Assuming this is on the same database as Grouper, you could add the following configuration in grouper-loader.properties (run every 5 seconds):
otherJob.incrementalLoader1.class = edu.internet2.middleware.grouper.app.loader.GrouperLoaderIncrementalJob
otherJob.incrementalLoader1.quartzCron = 0/5 * * * * ?
otherJob.incrementalLoader1.databaseName=grouper
otherJob.incrementalLoader1.tableName=myincrementaltable
 
And the following trigger:

delimiter |
CREATE TRIGGER mytrigger_insert
AFTER INSERT ON myloadertable
FOR EACH ROW
BEGIN
  INSERT INTO myincrementaltable (subject_id, loader_group_name, timestamp) values (NEW.subject_id, NEW.group_name, ROUND(UNIX_TIMESTAMP(CURTIME(4)) * 1000));
END;

|
CREATE TRIGGER mytrigger_update
AFTER UPDATE ON myloadertable
FOR EACH ROW
BEGIN
  INSERT INTO myincrementaltable (subject_id, loader_group_name, timestamp) values (NEW.subject_id, NEW.group_name, ROUND(UNIX_TIMESTAMP(CURTIME(4)) * 1000));
  INSERT INTO myincrementaltable (subject_id, loader_group_name, timestamp) values (OLD.subject_id, OLD.group_name, ROUND(UNIX_TIMESTAMP(CURTIME(4)) * 1000));
END;
|
CREATE TRIGGER mytrigger_delete
AFTER DELETE ON myloadertable
FOR EACH ROW
BEGIN
  INSERT INTO myincrementaltable (subject_id, loader_group_name, timestamp) values (OLD.subject_id, OLD.group_name, ROUND(UNIX_TIMESTAMP(CURTIME(4)) * 1000));
END;
|
delimiter ;
 
 
 
 
 
 
 
 


Next steps / dev notes

  • Better support for LDAP loader jobs - currently if there's an update for an LDAP job, it will just run the full sync, which obviously isn't efficient.  Proposed updates:
    • The basic idea is to adjust the search filters when invoked via the real time loader to limit the results.
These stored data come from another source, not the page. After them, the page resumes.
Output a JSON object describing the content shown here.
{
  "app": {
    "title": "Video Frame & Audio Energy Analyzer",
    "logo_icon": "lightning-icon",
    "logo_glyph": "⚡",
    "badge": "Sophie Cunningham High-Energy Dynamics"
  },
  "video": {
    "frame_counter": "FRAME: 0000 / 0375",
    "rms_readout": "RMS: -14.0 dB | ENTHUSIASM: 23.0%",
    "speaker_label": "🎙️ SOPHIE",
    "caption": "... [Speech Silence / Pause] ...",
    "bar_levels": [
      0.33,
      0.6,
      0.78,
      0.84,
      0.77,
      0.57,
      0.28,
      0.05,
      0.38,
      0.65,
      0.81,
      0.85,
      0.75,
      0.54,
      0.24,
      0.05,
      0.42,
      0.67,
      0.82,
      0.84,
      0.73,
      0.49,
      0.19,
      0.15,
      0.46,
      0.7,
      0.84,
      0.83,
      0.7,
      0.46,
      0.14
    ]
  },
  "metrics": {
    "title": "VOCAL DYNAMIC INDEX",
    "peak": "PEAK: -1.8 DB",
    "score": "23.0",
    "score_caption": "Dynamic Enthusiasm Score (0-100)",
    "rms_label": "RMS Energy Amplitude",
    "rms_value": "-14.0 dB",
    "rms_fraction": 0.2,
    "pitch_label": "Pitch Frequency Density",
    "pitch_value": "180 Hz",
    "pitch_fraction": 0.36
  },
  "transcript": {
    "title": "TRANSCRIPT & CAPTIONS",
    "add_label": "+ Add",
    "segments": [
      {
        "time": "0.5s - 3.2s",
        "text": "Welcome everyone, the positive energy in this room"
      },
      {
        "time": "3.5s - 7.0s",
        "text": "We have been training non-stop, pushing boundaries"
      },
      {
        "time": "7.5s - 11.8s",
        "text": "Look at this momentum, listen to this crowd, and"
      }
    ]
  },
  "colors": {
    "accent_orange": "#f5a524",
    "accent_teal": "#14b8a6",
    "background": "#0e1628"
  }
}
      • LDAP_SIMPLE - Have a config option that converts the subject id/identifier to the DN (grouperLoaderLdapSubjectReverseExpression).  Basically, this is the opposite of grouperLoaderLdapSubjectExpression.  Then the real-time loader can quickly see if the user is supposed to be in the group by adding the result of this expression to the search filter, e.g. (&(existingFilter)(subjectAttribute=result_of_expression))
      • LDAP_GROUP_LIST - Similar to above with the use of grouperLoaderLdapSubjectReverseExpression.  Also, the group name expression code should be moved to allow it to be reused by the real-time loader as well.
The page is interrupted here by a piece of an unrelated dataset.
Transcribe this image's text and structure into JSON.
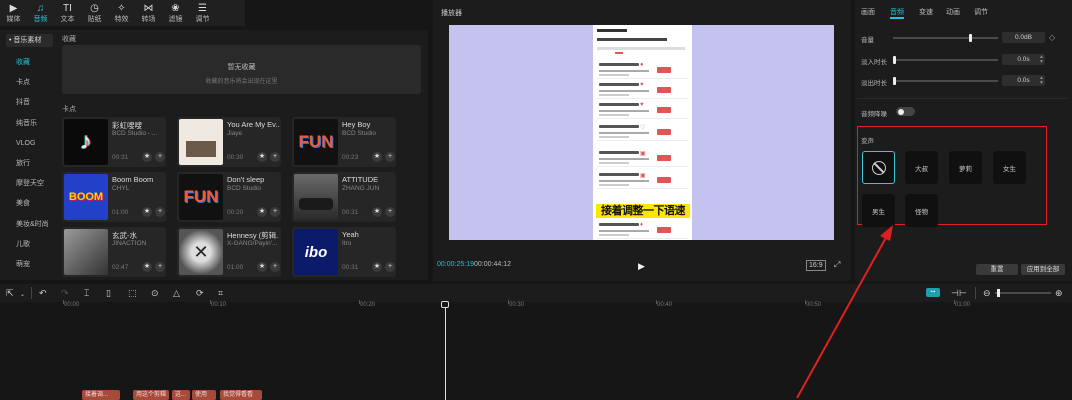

      • LDAP_GROUPS_FROM_ATTRIBUTES - Perhaps only support the real-time loader if grouperLoaderLdapSubjectAttribute is specified and grouperLoaderLdapSubjectExpression is not specified.  This would basically mean that the subject id/identifier would be an attribute of the user.  Otherwise, what is the use case for needing an expression here??
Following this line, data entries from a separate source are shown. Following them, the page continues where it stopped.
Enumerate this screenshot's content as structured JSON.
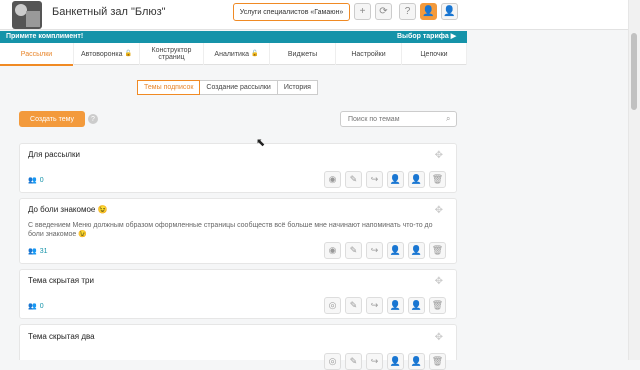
{
  "header": {
    "title": "Банкетный зал \"Блюз\"",
    "specialists_button": "Услуги специалистов «Гамаюн»",
    "icons": [
      "plus-icon",
      "refresh-icon",
      "help-icon",
      "user-orange-icon",
      "user-icon"
    ]
  },
  "banner": {
    "left": "Примите комплимент!",
    "right": "Выбор тарифа ▶"
  },
  "tabs": [
    {
      "label": "Рассылки",
      "active": true,
      "locked": false
    },
    {
      "label": "Автоворонка",
      "active": false,
      "locked": true
    },
    {
      "label": "Конструктор страниц",
      "active": false,
      "locked": false
    },
    {
      "label": "Аналитика",
      "active": false,
      "locked": true
    },
    {
      "label": "Виджеты",
      "active": false,
      "locked": false
    },
    {
      "label": "Настройки",
      "active": false,
      "locked": false
    },
    {
      "label": "Цепочки",
      "active": false,
      "locked": false
    }
  ],
  "subtabs": [
    {
      "label": "Темы подписок",
      "active": true
    },
    {
      "label": "Создание рассылки",
      "active": false
    },
    {
      "label": "История",
      "active": false
    }
  ],
  "toolbar": {
    "create_label": "Создать тему",
    "help": "?",
    "search_placeholder": "Поиск по темам"
  },
  "topics": [
    {
      "title": "Для рассылки",
      "desc": "",
      "count": "0"
    },
    {
      "title": "До боли знакомое 😉",
      "desc": "С введением Меню должным образом оформленные страницы сообществ всё больше мне начинают напоминать что-то до боли знакомое 😉",
      "count": "31"
    },
    {
      "title": "Тема скрытая три",
      "desc": "",
      "count": "0"
    },
    {
      "title": "Тема скрытая два",
      "desc": "",
      "count": ""
    }
  ],
  "accent": "#f08a24",
  "banner_color": "#1593a9"
}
    • Have an option to sync all LDAP groups for a user since it may not be obvious to the deployer which LDAP group(s) would be impacted when a user is updated in LDAP.  Perhaps allow the loader_group_name column to be populated with something like "ALL_LDAP_GROUPS".
    • For SQL_GROUP_LIST, the real-time loader only works when grouperLoaderGroupsLike is specified.  This was needed so that it knew which groups were owned by the job and could adjust their memberships appropriately.  Now that there's loader metadata, perhaps SQL_GROUP_LIST and LDAP_GROUP_LIST can rely on that instead.